This is an archived article that was published on sltrib.com in 2011, and information in the article may be outdated. It is provided only for personal research purposes and may not be reprinted.

While Utah politicians work to prevent President Barack Obama from designating new national monuments in the state, a Republican couple in Salt Lake City say it's time for their party to think again.

Philip and Sarah Carlson are trying to organize a chapter of the national Republicans for Environmental Protection, and they believe a new study about the economics surrounding 17 Western national monuments shows that their party's leaders have it wrong.

A report by Montana-based Headwaters Economics reviewing job and income growth after monument designations finds that they are universal job creators.

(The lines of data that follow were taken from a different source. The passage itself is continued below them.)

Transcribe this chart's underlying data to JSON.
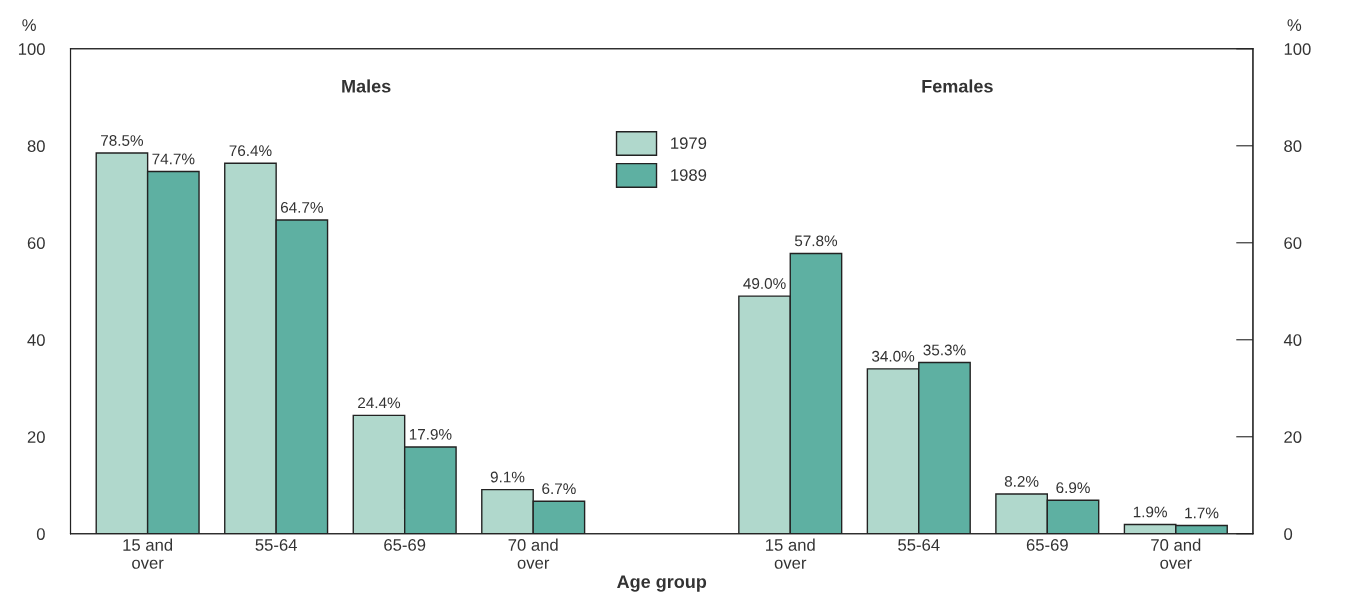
{
  "chart_data": {
    "type": "bar",
    "categories": [
      "15 and\nover",
      "55-64",
      "65-69",
      "70 and\nover",
      null,
      "15 and\nover",
      "55-64",
      "65-69",
      "70 and\nover"
    ],
    "series": [
      {
        "name": "1979",
        "color": "#b0d8cc",
        "values": [
          78.5,
          76.4,
          24.4,
          9.1,
          null,
          49.0,
          34.0,
          8.2,
          1.9
        ],
        "value_labels": [
          "78.5%",
          "76.4%",
          "24.4%",
          "9.1%",
          null,
          "49.0%",
          "34.0%",
          "8.2%",
          "1.9%"
        ]
      },
      {
        "name": "1989",
        "color": "#5eb0a2",
        "values": [
          74.7,
          64.7,
          17.9,
          6.7,
          null,
          57.8,
          35.3,
          6.9,
          1.7
        ],
        "value_labels": [
          "74.7%",
          "64.7%",
          "17.9%",
          "6.7%",
          null,
          "57.8%",
          "35.3%",
          "6.9%",
          "1.7%"
        ]
      }
    ],
    "xlabel": "Age group",
    "ylabel": "%",
    "y2label": "%",
    "ylim": [
      0,
      100
    ],
    "yticks": [
      0,
      20,
      40,
      60,
      80,
      100
    ],
    "y2lim": [
      0,
      100
    ],
    "y2ticks": [
      0,
      20,
      40,
      60,
      80,
      100
    ],
    "annotations": [
      "Males",
      "Females"
    ],
    "legend": "top",
    "grid": false
  }
}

That goes for Utah's Grand Staircase-Escalante, whose job and income growth far have outpaced the population of Garfield and Wayne counties, and for one New Mexico monument that saw losses reversed after designation.

"The place we spend the most time when we're outdoors is Arches [National Park]," Philip Carlson said in a Tuesday presentation to The Salt Lake Tribune's editorial board, noting that Republican President Herbert Hoover used the Antiquities Act to create the monument that preceded the park. "I'm sure glad we've got it, and we don't have an oil rig going up behind Delicate Arch."

Asked about the closed prospect of coal mining at Grand Staircase-Escalante, the couple said it's unclear how much that would have helped the economy, but it's certain the benefits would have been temporary.

"We can't recapture a destroyed Arches or Escalante," Sarah Carlson said, though the tourism boost from monuments and parks is permanent.

In his prepared opening statement for a Tuesday hearing on bills meant to limit presidential authority to create monuments, Bishop said the administration's apparent desire to protect more lands comes at an especially bad time.

"America is in the midst of a recession with elevated unemployment," he said, "yet the Obama administration continues to push a 'wilderness agenda' that competes with our national priorities of job creation and domestic energy independence."